Я чувствую себя окончательным, невероятным, законченным ничтожеством. Это чувство накатывает на меня вдруг, «нипочему», просто так, как будто оно всегда было здесь, где-то неподалеку и только и ждало случая, чтобы показаться.
Я представляю себе, что я не здесь.
Я представляю себе, что это не я занят поисками Марка Шейдера посреди черной пустыни, а я, настоящий я, на самом деле нахожусь сейчас в Карпатах, поросших лесом, я в Горганах, стою на склоне горы и смотрю на протекающую внизу реку, я смотрю на Черемош – здесь он едва ли шире добротного ручья.
Вчера я снова занимался своим обычным делом. Вчера с утра я был на шахте, на которой произошел обвал штрека из-за некачественных опор. Я делал телефонные звонки. Я отдавал распоряжения спасательной команде. Я снова применял все ту же формулу: А умножить на В умножить на Х. А умножить на Y.
И восемь шахтеров навсегда остались в забое.
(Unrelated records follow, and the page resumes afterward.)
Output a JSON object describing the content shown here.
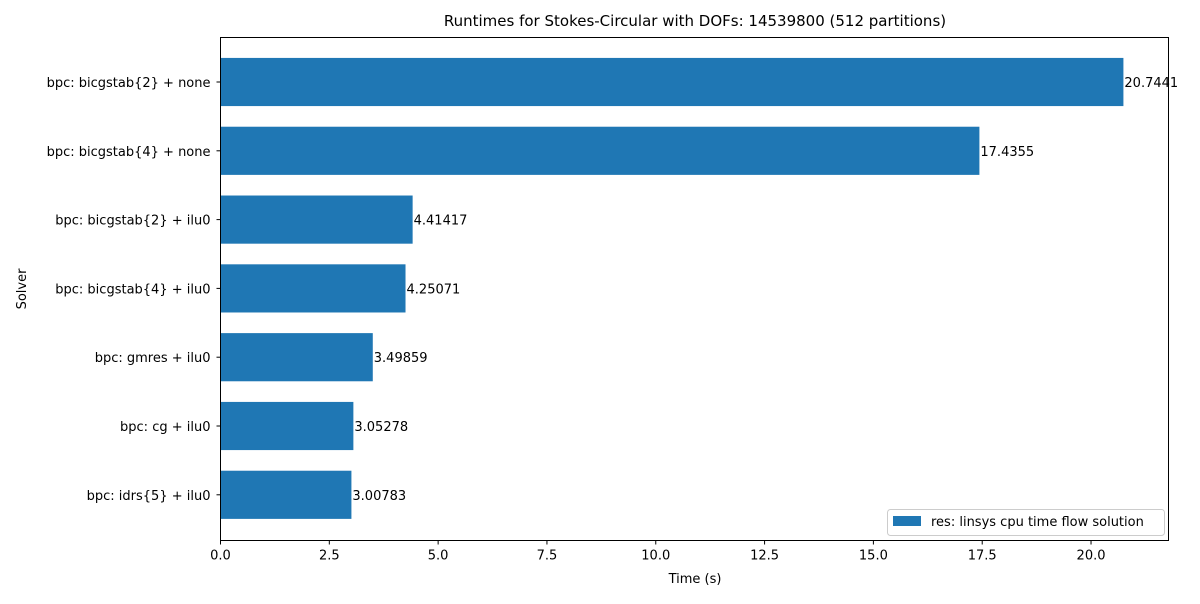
{
  "chart_data": {
    "type": "bar",
    "orientation": "horizontal",
    "title": "Runtimes for Stokes-Circular with DOFs: 14539800 (512 partitions)",
    "xlabel": "Time (s)",
    "ylabel": "Solver",
    "categories": [
      "bpc: bicgstab{2} + none",
      "bpc: bicgstab{4} + none",
      "bpc: bicgstab{2} + ilu0",
      "bpc: bicgstab{4} + ilu0",
      "bpc: gmres + ilu0",
      "bpc: cg + ilu0",
      "bpc: idrs{5} + ilu0"
    ],
    "series": [
      {
        "name": "res: linsys cpu time flow solution",
        "values": [
          20.7441,
          17.4355,
          4.41417,
          4.25071,
          3.49859,
          3.05278,
          3.00783
        ],
        "labels": [
          "20.7441",
          "17.4355",
          "4.41417",
          "4.25071",
          "3.49859",
          "3.05278",
          "3.00783"
        ],
        "color": "#1f77b4"
      }
    ],
    "xlim": [
      0,
      21.78
    ],
    "xticks": [
      0,
      2.5,
      5,
      7.5,
      10,
      12.5,
      15,
      17.5,
      20
    ],
    "xtick_labels": [
      "0.0",
      "2.5",
      "5.0",
      "7.5",
      "10.0",
      "12.5",
      "15.0",
      "17.5",
      "20.0"
    ],
    "grid": false,
    "legend_position": "lower-right"
  }
}
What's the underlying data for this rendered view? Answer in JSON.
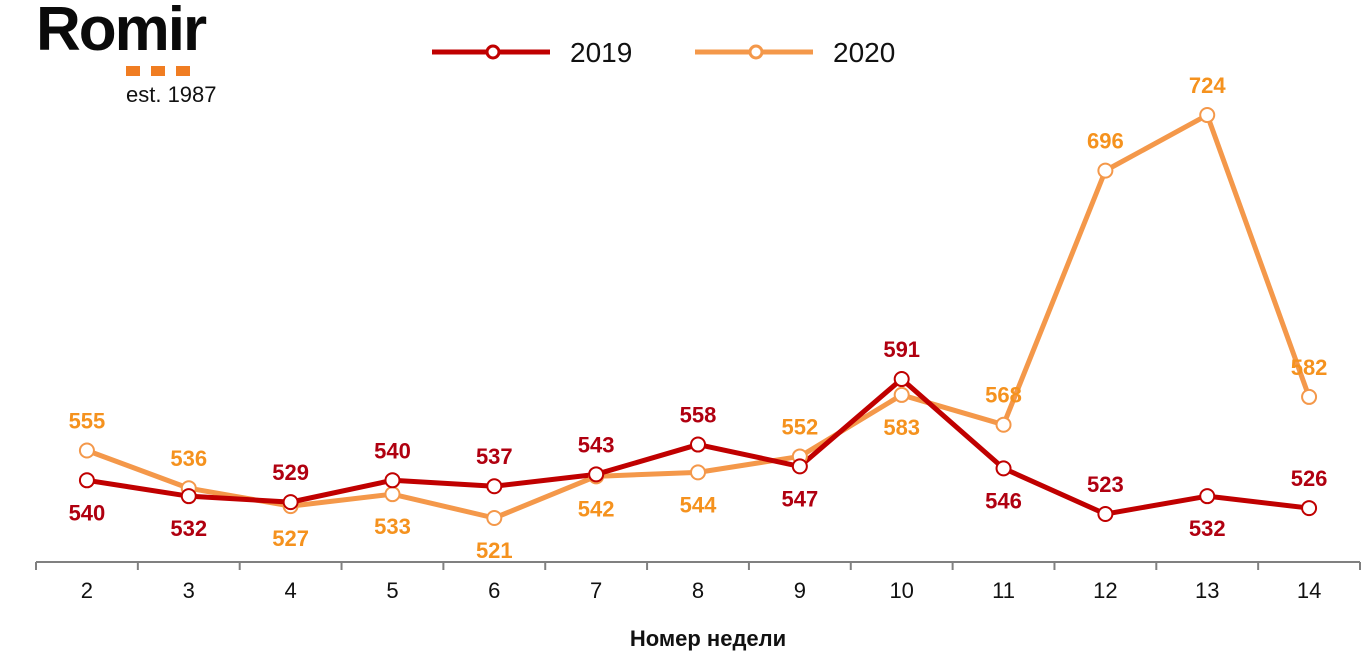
{
  "logo": {
    "word": "Romir",
    "tagline": "est. 1987"
  },
  "colors": {
    "s2019": "#c00000",
    "s2020": "#f4984a",
    "label2019": "#b00010",
    "label2020": "#f5921e",
    "axis": "#808080"
  },
  "chart_data": {
    "type": "line",
    "title": "",
    "xlabel": "Номер недели",
    "ylabel": "",
    "x": [
      2,
      3,
      4,
      5,
      6,
      7,
      8,
      9,
      10,
      11,
      12,
      13,
      14
    ],
    "categories": [
      "2",
      "3",
      "4",
      "5",
      "6",
      "7",
      "8",
      "9",
      "10",
      "11",
      "12",
      "13",
      "14"
    ],
    "series": [
      {
        "name": "2019",
        "values": [
          540,
          532,
          529,
          540,
          537,
          543,
          558,
          547,
          591,
          546,
          523,
          532,
          526
        ],
        "label_pos": [
          "below",
          "below",
          "above",
          "above",
          "above",
          "above",
          "above",
          "below",
          "above",
          "below",
          "above",
          "below",
          "above"
        ]
      },
      {
        "name": "2020",
        "values": [
          555,
          536,
          527,
          533,
          521,
          542,
          544,
          552,
          583,
          568,
          696,
          724,
          582
        ],
        "label_pos": [
          "above",
          "above",
          "below",
          "below",
          "below",
          "below",
          "below",
          "above",
          "below",
          "above",
          "above",
          "above",
          "above"
        ]
      }
    ],
    "legend": {
      "placement": "top-center",
      "entries": [
        "2019",
        "2020"
      ]
    },
    "grid": false,
    "y_axis_visible": false,
    "ylim": [
      505,
      740
    ]
  }
}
Живыми они стоили бы дороже.
Я шатаюсь, потому что мне тяжело стоять, тяжело от того, что на меня давит огромное небо Карпат, а где-то далеко под ногами петляет горная речушка. Или мне тяжело стоять от того, что вчера вечером я опять пил с шахтерами?
На самом деле наркотики – это очень полезная для государства штука. Если бы не было наркотиков, их надо было бы выдумать. Наркомания – это последний оплот государственного права на табу без объяснения причин. Людям можно запретить что-то делать, сказав: «Это плохо». Людям можно запретить что-то делать, сказав: «Сделав это, вы умрете».
Бог из Ветхого Завета был первым чиновником, развернувшим на подконтрольной ему территории борьбу с наркотиками. Относительно растений, которые изменяли состояние сознания, по-иному расставляя у человека в голове представления о добре и зле, он просто сказал: «Это – запрещено». Он просто сказал: «Попробовав это, вы умрете».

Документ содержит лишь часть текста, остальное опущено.